No objective unit of measurement?

Is there an objective unit of measurement?

  • Yes
  • No
  • Not Sure
  • Other (Please explain)
  • Don’t Care!
0 voters

Two things:

  1. It seems that there is no “absolute” unit of measurement in that all measurements are just approximated comparisons; and,

  2. This supports the argument that subjective measurement is always flawed.

I ran around looking for, for example, what is a “meter”? and came up with this:

“Now, it is defined by the International Bureau of Weights and Measures as the distance travelled by light in absolute vacuum in 1/299,792,458 of a second.”

en.wikipedia.org/wiki/Metre

and I immediately see that, wait, how accurate is our measurement of the speed of light and how accurate is our measurement of a second?

Do you see where this is headed? Basically there is no objective unit of measurement. Everything seems to be sort of a circular argument.

Is this at all interesting? :slight_smile: Please vote in the poll, too, thanks.

Even if it’s “Don’t Care”!

I would vote, but I can’t… all the votes have been cast… and the grand total number cast is: 1!

Seriously? Voting is disabled?

Now it’s enabled.

Given the theory of relativity and the uncertainty principal, it’s difficult to assume any specific measurement. But I’d probably start from the quonta and work my way up. The only fundamental measurements I believe would be time, space, and mass. I think there’s also a museum in France with a steel bar for standardizing one meter.

I think there could be an objective system of measurement if matter isn’t infinitely divisible. If it is, then no.

A man-made steel bar would be a subjective measurement, I believe.

Although I suppose the steel bar adopts an objective existence once it is made and is therefore now an objective measurement.

I guess I’m using the definition of “objective measurement” to mean “natural”.

Like let’s say the monolith in 2001. A spooky object that is exactly the same size no matter how many you compare.

I had to vote “other” because you have not defined “absolute unit of measure.”

Once you do, I’ll be able to give a better answer.

Scientists have used the measure of a plank’s constant as a very natural unit of measurement. I forgot how it was determined, but I know there is a pretty good physical basis for it.

Measurement includes:

  1. A concept of some variable to be measured;

  2. A physical standard for measurement exhibiting a constant, finite extension in the dimension to be measured; and

  3. A method for determing the extension of other things in that dimension by reference to that standard.

Of these, the concept and the method have to be artificial. The physical standard may be natural or artificial.

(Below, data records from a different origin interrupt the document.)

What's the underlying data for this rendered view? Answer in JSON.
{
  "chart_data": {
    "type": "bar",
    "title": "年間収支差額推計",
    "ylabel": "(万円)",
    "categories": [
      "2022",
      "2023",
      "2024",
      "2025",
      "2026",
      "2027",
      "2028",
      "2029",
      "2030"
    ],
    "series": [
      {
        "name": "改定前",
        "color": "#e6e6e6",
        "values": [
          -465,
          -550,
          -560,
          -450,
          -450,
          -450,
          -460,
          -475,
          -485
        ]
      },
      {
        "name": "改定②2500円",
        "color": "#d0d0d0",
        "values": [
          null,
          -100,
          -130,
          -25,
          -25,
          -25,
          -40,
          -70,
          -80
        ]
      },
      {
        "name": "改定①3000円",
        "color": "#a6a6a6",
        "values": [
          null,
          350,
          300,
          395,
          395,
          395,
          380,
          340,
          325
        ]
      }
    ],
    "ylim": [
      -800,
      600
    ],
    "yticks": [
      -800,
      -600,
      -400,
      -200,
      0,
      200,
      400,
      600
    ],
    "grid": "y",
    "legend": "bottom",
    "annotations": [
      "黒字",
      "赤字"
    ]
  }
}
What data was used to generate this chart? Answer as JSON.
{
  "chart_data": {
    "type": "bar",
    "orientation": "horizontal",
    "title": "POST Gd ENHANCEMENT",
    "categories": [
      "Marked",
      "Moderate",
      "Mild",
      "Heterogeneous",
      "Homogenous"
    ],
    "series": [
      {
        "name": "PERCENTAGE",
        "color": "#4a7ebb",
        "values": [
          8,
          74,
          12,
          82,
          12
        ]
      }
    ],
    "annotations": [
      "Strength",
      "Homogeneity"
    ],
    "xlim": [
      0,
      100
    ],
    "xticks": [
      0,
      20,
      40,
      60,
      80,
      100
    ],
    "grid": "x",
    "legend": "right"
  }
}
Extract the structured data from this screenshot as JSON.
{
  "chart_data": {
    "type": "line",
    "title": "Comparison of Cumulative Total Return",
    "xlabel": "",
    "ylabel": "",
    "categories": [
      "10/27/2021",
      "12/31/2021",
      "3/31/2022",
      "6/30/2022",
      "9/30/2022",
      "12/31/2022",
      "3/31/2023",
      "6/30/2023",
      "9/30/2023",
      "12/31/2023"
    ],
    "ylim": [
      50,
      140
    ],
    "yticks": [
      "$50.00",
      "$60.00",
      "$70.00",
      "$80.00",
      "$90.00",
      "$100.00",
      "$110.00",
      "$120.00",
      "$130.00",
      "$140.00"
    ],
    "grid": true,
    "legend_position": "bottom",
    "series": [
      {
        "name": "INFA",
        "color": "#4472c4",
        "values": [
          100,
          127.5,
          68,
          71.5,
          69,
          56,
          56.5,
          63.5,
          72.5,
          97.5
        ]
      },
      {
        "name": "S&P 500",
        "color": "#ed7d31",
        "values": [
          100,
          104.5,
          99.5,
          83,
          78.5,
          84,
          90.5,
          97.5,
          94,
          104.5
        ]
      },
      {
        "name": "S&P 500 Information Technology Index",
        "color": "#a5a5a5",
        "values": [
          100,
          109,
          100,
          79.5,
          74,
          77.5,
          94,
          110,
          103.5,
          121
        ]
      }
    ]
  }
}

If a measurement method uses a naturally-occurring standard, does that meet your definition of “absolute,” or are there other criteria to be satisfied as well?

Im sure they measure time by the radioactive decay of some element. near plutonium in the chemical scale; maybe not near plutonium, but thats been given as the standard internationally because it remains the same and isn’t open to Political’ness’s. remember everything is politics. everything! including time. nothing to do with the subjects’ circadium rhythm etc. same with dimensional measurements, if you assume space extends more than 1 and only finitely, not infinitely because then the space btween every space would be infinite and we’d get nowhere. then you need a constant, and the speed of a photon in a vacuum is a constant. except the experiment when they teleported a photon faster than the speed of light, thus ruining the famous e=mc2.

that aside, they use the constants of radioactive decay and photon waves. try to eliminate the variables i.e., vacuum. To come with an ‘absolute.’ but it is flawed… in more ways then i can remember. ‘a yardstick does not say that the object to be measured is one yard long’ Wittgenstein.